1. FIELD OF THE INVENTION
The present invention relates to a ceramic circuit substrate having on its surface an external resistor covered with a glass overcoat. More particularly, the present invention is concerned with a ceramic circuit substrate having an external resistor which stably maintains an accurate resistance value obtained by trimming.
2. DESCRIPTION OF PRIOR ART
Besides the internal resistor disposed between the layers of a multilayer circuit substrate, a ceramic circuit substrate for use in integral circuits is provided with a circuit comprising an external resistor and a conductor pattern printed on the surface of the ceramic circuit substrate, which contributes toward imparting an advanced function to the ceramic circuit substrate and reducing the production cost.
In the formation of a resistor on a substrate surface, generally, a conductive substance such as RuO.sub.2 is added to a glass composition, rendered pasty, printed and sintered into the desired resistor. In the formation of the resistor, occasionally, printing is effected so as to cover the resistor with a glass material and followed by firing to form an overcoat in order to protect the resistor and to improve the weather resistance thereof.
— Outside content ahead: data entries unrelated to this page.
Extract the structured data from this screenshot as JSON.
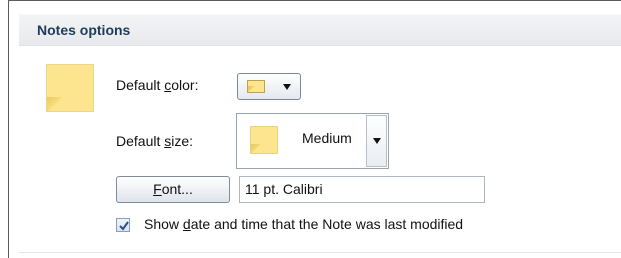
{
  "section": {
    "title": "Notes options"
  },
  "default_color": {
    "label_prefix": "Default ",
    "label_accel": "c",
    "label_suffix": "olor:",
    "swatch_color": "#fde48f"
  },
  "default_size": {
    "label_prefix": "Default ",
    "label_accel": "s",
    "label_suffix": "ize:",
    "value": "Medium"
  },
  "font": {
    "button_accel": "F",
    "button_suffix": "ont...",
    "value": "11 pt. Calibri"
  },
  "show_date_time": {
    "checked": true,
    "label_prefix": "Show ",
    "label_accel": "d",
    "label_suffix": "ate and time that the Note was last modified"
  },
  "icons": {
    "note": "note-icon",
    "dropdown": "chevron-down-icon",
    "check": "check-icon"
  },
  "colors": {
    "note_yellow": "#fde48f",
    "header_text": "#1f3c5a",
    "check_blue": "#2b4f86"
  }
}
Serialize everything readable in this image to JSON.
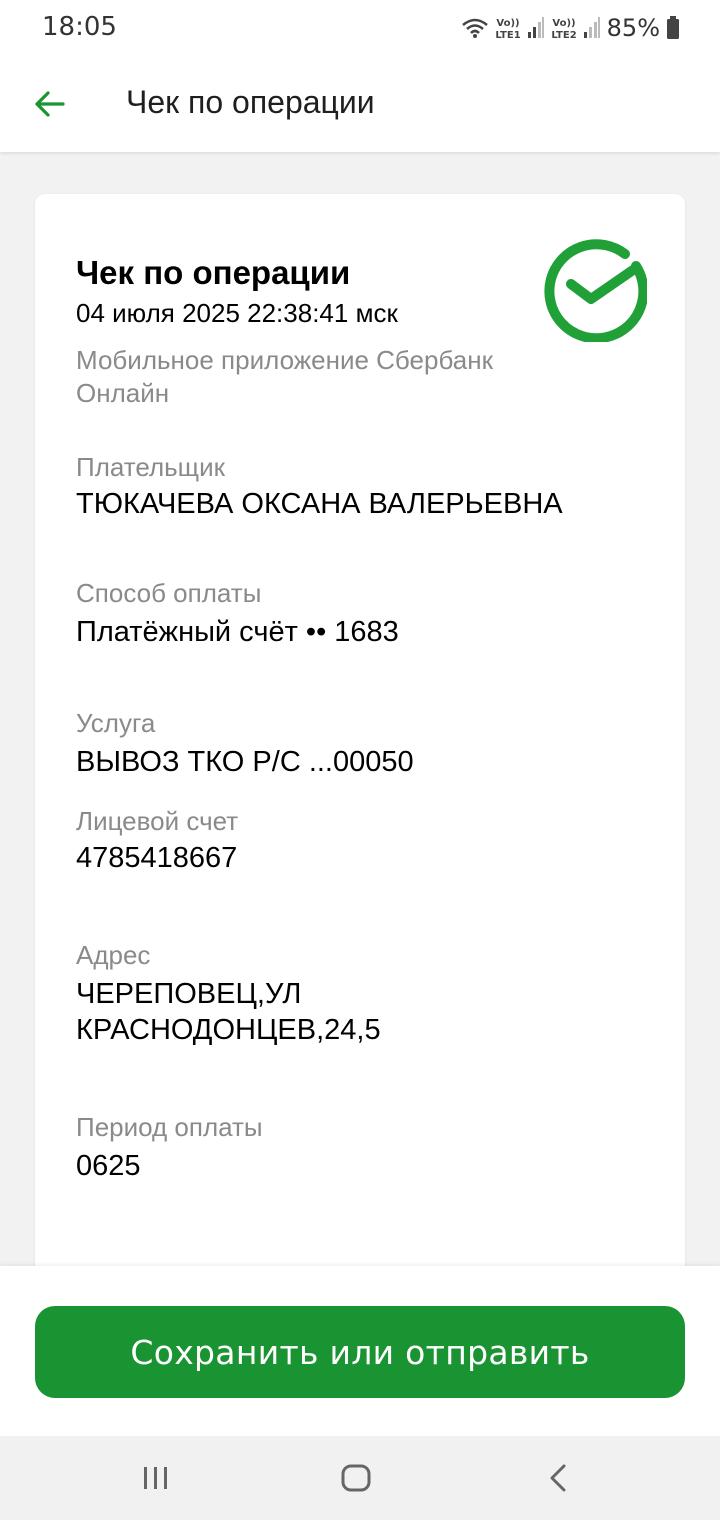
{
  "status_bar": {
    "time": "18:05",
    "battery": "85%",
    "icons": [
      "wifi-icon",
      "volte-lte1-icon",
      "signal-icon",
      "volte-lte2-icon",
      "signal-icon",
      "battery-icon"
    ]
  },
  "app_bar": {
    "title": "Чек по операции",
    "back_icon": "arrow-left-icon"
  },
  "receipt": {
    "title": "Чек по операции",
    "date": "04 июля 2025 22:38:41 мск",
    "source": "Мобильное приложение Сбербанк Онлайн",
    "logo_icon": "sber-check-logo",
    "fields": [
      {
        "label": "Плательщик",
        "value": "ТЮКАЧЕВА ОКСАНА ВАЛЕРЬЕВНА"
      },
      {
        "label": "Способ оплаты",
        "value": "Платёжный счёт •• 1683"
      },
      {
        "label": "Услуга",
        "value": "ВЫВОЗ ТКО Р/С ...00050"
      },
      {
        "label": "Лицевой счет",
        "value": "4785418667"
      },
      {
        "label": "Адрес",
        "value": "ЧЕРЕПОВЕЦ,УЛ КРАСНОДОНЦЕВ,24,5"
      },
      {
        "label": "Период оплаты",
        "value": "0625"
      }
    ]
  },
  "actions": {
    "save_label": "Сохранить или отправить"
  },
  "nav_bar": {
    "icons": [
      "recent-apps-icon",
      "home-icon",
      "back-icon"
    ]
  },
  "colors": {
    "accent": "#1a9432",
    "label_gray": "#8a8a8a"
  }
}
The obtained resistor has its resistance value finely adjusted by laser trimming.
Generally, an external resistor used in a ceramic circuit substrate is formed by firing a resistor at 800 to 900.degree. C., printing a low-melting-point glass overcoat thereon, and firing at 500 to 600.degree. C. The coefficient of thermal expansion of RuO.sub.2 used in the resistor is about 6.0.times.10.sup.-6 /.degree. C. and that of the resistor comprising the same is 5.5.times.10.sup.-6 /.degree. C. to 7.0.times.10.sup.-6 /.degree. C. In contrast to this, the coefficient of thermal expansion of an alumina substrate is as large as 7.0.times.10.sup.-6 /.degree. C. to 8.0.times.10.sup.-6 /.degree. C., so that a compressive force is applied to the resistor formed on the alumina substrate. As a result, laser trimming of the resistor does not promote cracking.
In accordance with the miniaturization of electronic appliances and the high-density packaging therein, there is the tendency that the ceramic substrate is also provided in multilayer form to comply with high-density packaging and that use is made of substrate materials which each have a low coefficient of thermal expansion for mounting silicon chips thereon. As such circuit substrates, low-temperature firable substrates are used. However, when the resistor is formed on a substrate having a coefficient of thermal expansion smaller than that of the resistor, a tensile force is applied to the resistor after the firing, thereby causing the resistor to crack during laser trimming or thereafter.
The above situation will be described with reference to the drawings. FIG. 1 is a plan of one form of a conventional external resistor disposed on a ceramic circuit substrate of a ceramic circuit substrate, and FIG. 2 is a sectional view thereof. A wiring material such as a metal paste is printed on a ceramic substrate surface 1, thereby forming a conductor pattern 2 on the surface. Part thereof constitutes an electrode for a resistor 3. The resistor 3 is composed of glass components having a conductive material such as a metal added thereto. The upper part thereof is covered with an overcoat 4 composed of glass materials. The resistor 3 and the overcoat 4 constitute an external resistor 71. The overcoat 4 may either cover each individual resistor 3 a little wider than the same or uniformly cover a wide area of not only a plurality of resistors 3 but also a conductor pattern 2. When the overcoat covers such a wide area, via holes can be provided at suitable positions to thereby attain the continuity with the outside.
Laser trimming of such an external resistor 7 leads to formation of a trimming channel 5 in the overcoat 4 and the resistor 3, as shown in the figures.
Although laser trimming is generally conducted while measuring the resistance value exhibited by the resistor, the presence of expansion force in the resistor not only interferes with such precision trimming but also generates microcracks 6 from the trimming channels. Also, even if there is no occurrence of cracks during trimming, cracks may occur during the use as a product.